I am now much closer to making things work. Hopefully. I will write some updates here for those interested. Any feedback is obviously welcome!
So the first step is obviously following the notebook on text transfer learning right until Classifier. Make sure to follow the latest version running on v1!
It is possible to use text_classifier_learner
. Note that a model for multi-class (single-label) classification and multi-label classification only differ in the number of outputs! (Because the softmax or sigmoid activation is applied by the loss function). n_class
in text_classifier_learner
will take the correct value (the number of labels, not the number of “classes”: this variable should probably be renamed).
I update the learner’s loss function in text_classifier_learner
, by adding
learner.loss_func = BCEWithLogitsFlat()
This is probably not needed [not needed indeed!], but printing the type is not specific enough [it is: print learner.loss_func.func], so I will leave this in untill I am sure it is not needed.

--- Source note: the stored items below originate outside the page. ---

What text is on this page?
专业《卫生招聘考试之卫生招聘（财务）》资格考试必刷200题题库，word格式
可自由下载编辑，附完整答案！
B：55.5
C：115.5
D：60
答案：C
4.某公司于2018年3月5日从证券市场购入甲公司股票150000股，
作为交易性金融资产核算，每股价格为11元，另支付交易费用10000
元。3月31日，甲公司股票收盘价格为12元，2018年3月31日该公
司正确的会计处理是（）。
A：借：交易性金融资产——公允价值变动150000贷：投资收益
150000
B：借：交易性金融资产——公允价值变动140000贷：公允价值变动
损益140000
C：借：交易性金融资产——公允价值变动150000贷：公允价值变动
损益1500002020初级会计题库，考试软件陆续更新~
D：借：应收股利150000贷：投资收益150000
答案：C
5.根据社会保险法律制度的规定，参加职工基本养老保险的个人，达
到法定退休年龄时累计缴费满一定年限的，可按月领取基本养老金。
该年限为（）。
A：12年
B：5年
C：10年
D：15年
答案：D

Next we need a data loader. I am using the API for this:
self.data = (TextList.from_csv(path,
'multi_label.csv',
cols='text',
vocab=self.vocab)
.random_split_by_pct(valid_pct=0.2)
.label_from_df(cols=[0, 1])
.databunch(bs=self.batch_size))
My data is in a csv file, where (this is an example) the labels are in the first two columns (the column name is the label name, the cell value is a float, 0 or 1 in my case). The column “text” has the plain text (unprocessed). Don’t forget to pass here your vocabulary from the language model! I am using random split (you may use a bool column for this as well).
With these ingredients I am able to at least instantiate the classifier:
classifier = text_classifier_learner(self.data, drop_mult=0.5, metrics=[fbeta])
And this is as far as I’ve got so far. Now I need to see if training happens, and I will need to look into the metrics method, and probably create a custom one. [After the edits this code should be good enough!]
Note: I have edited this post to include suggestions by @sgugger, thanks!